Analysis (and Some Speculation) on the Datatel and SunGard Higher Education Merger

I'm surprised that I haven't seen much in the way of analysis of the proposed merger between Datatel and Sungard Higher Education (or SunGard HE as it is affectionately known). Certainly the news coming from the two companies has been scant and limited to that of a general statement, but since this really is one of the biggest stories in higher education technology, one yearns for more. So, as a former product manager of Datatel's Student System, I will attempt to consolidate some of the analysis that I have seen and add some speculation of my own about how the product lines may evolve.

First, let's clear up one of the common misunderstandings that I have seen on various comment threads on LinkedIn and elsewhere. Despite the fact that John Speer, current CEO of Datatel, will lead the new combined company, this is not Datatel acquiring SunGard HE. Hellman & Friedman, a venture capital firm that already owns Datatel, is buying SunGard HE with plans to meld the two companies into one. As such, I would tend to consider the transaction a merger of equals. Hellman & Friedman clearly have a greater understanding of the higher ed. marketplace through the eyes of Datatel management – having owned them for the past several years – while SunGard HE brings the greater client base and broader product and service portfolio. In the end, I believe that we'll see a blend of products and services from the two companies that it truly will be a fusion of the best talent from each that rises to the top.

But it is a long way from here to there. The first 18 months will be the consolidation phase. There is much duplication between the two companies that will have to be dealt with. While the two companies do essentially the exact same thing, I don't think we'll see much in the way of product or service consolidation from the outset. Early on we will see layoffs in areas such as accounting, human resources, corporate IT, sales, and marketing. I suspect that software and services will largely be untouched. If layoffs are to be had in these areas it will be more about productivity and utilization then it will be about product consolidation.

Now, let's speculate about product and service direction.

If you are running Banner or Colleague, don't worry; neither of these systems is going away any time soon. In fact, I would expect the combined company to double-down and provide even greater focus to each of the platforms. Datatel has been increasingly looking to base its solutions on Microsoft technologies, while Banner is essentially married to the Oracle platform. Look for the company to further position Colleague around the Microsoft database and application eco-system as the technology will largely be the differentiator between the two ERPs.

New ERP sales in higher education are drying up. They have been for the past several years, with near 100% saturation of the target market. As a result, the company will need to eat into the client bases of the other remaining ERP companies. Look for Banner to be positioned against Oracle PeopleSoft customers, while Colleague will be aimed aggressively at the Jenzabar client base.

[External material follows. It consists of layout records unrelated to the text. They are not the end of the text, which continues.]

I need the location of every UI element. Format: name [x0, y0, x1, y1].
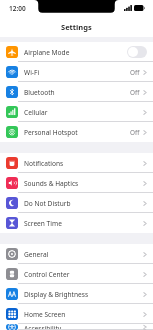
other: Open	[143, 89, 147, 96]
button[interactable]: Wi-Fi	[0, 62, 153, 82]
button[interactable]: Home Screen	[0, 304, 153, 324]
other: Open	[143, 251, 147, 258]
button[interactable]: Do Not Disturb	[0, 193, 153, 213]
button[interactable]: Notifications	[0, 153, 153, 173]
staticText: Sounds & Haptics	[24, 179, 143, 188]
button[interactable]: Bluetooth	[0, 82, 153, 102]
other: Open	[143, 291, 147, 298]
other: Open	[143, 180, 147, 187]
button[interactable]: Control Center	[0, 264, 153, 284]
other: Open	[143, 69, 147, 76]
button[interactable]: Accessibility	[0, 324, 153, 330]
staticText: 12:00	[9, 4, 26, 13]
staticText: Cellular	[24, 108, 143, 117]
other: Open	[143, 160, 147, 167]
staticText: General	[24, 250, 143, 259]
other: Open	[143, 324, 147, 330]
button[interactable]: General	[0, 244, 153, 264]
button[interactable]: Airplane Mode	[0, 42, 153, 62]
button[interactable]: Personal Hotspot	[0, 122, 153, 142]
button[interactable]: Sounds & Haptics	[0, 173, 153, 193]
staticText: Off	[130, 68, 140, 77]
button[interactable]: Display & Brightness	[0, 284, 153, 304]
staticText: Display & Brightness	[24, 290, 143, 299]
staticText: Airplane Mode	[24, 48, 127, 57]
other: Open	[143, 129, 147, 136]
staticText: Settings	[61, 22, 92, 32]
staticText: Accessibility	[24, 324, 143, 330]
staticText: Screen Time	[24, 219, 143, 228]
other: Open	[143, 271, 147, 278]
button[interactable]: Airplane Mode toggle, off	[127, 46, 147, 58]
other: Open	[143, 109, 147, 116]
staticText: Bluetooth	[24, 88, 130, 97]
staticText: Off	[130, 88, 140, 97]
staticText: Do Not Disturb	[24, 199, 143, 208]
button[interactable]: Screen Time	[0, 213, 153, 233]
staticText: Wi-Fi	[24, 68, 130, 77]
staticText: Home Screen	[24, 310, 143, 319]
button[interactable]: Cellular	[0, 102, 153, 122]
staticText: Personal Hotspot	[24, 128, 130, 137]
other: Open	[143, 200, 147, 207]
staticText: Notifications	[24, 159, 143, 168]
staticText: Off	[130, 128, 140, 137]
other: Open	[143, 311, 147, 318]
staticText: Control Center	[24, 270, 143, 279]
other: Open	[143, 220, 147, 227]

So what about PowerCampus? SunGard HE acquired this Microsoft based solution from ABT several years ago. After some initial investment in the student system early on, this application never seemed to gain enough traction in the industry. In the medium term, I would expect some kind of "upgrade" package presented to PowerCampus clients, designed to get them to move to Colleague.

From an overall product perspective, my guess is that new functionality will increasingly come from partner companies and software development efforts will largely be directed toward integration technologies. It's likely the two companies will pool resources together to build common APIs and data transport technologies to help partner and 3rd party companies tie into each of the ERPs without having to do twice the work.

Business Intelligence has been a big focus for both companies in the last few years. The myriad of tool options between the two is dizzying. Expect for further consolidation around the Business Objects platform for Colleague clients and Cognos for Banner. The real action is in the data models, however. Each has a fairly well formed set of operational data models. I would not expect too much in the way of new models, as it is likely that the two will want to standardize on a single data warehousing model that works for either system.

So, what do you think? Poke some holes in my analysis above. Speculate some yourself in the comments. I'd love to hear more from some customers themselves.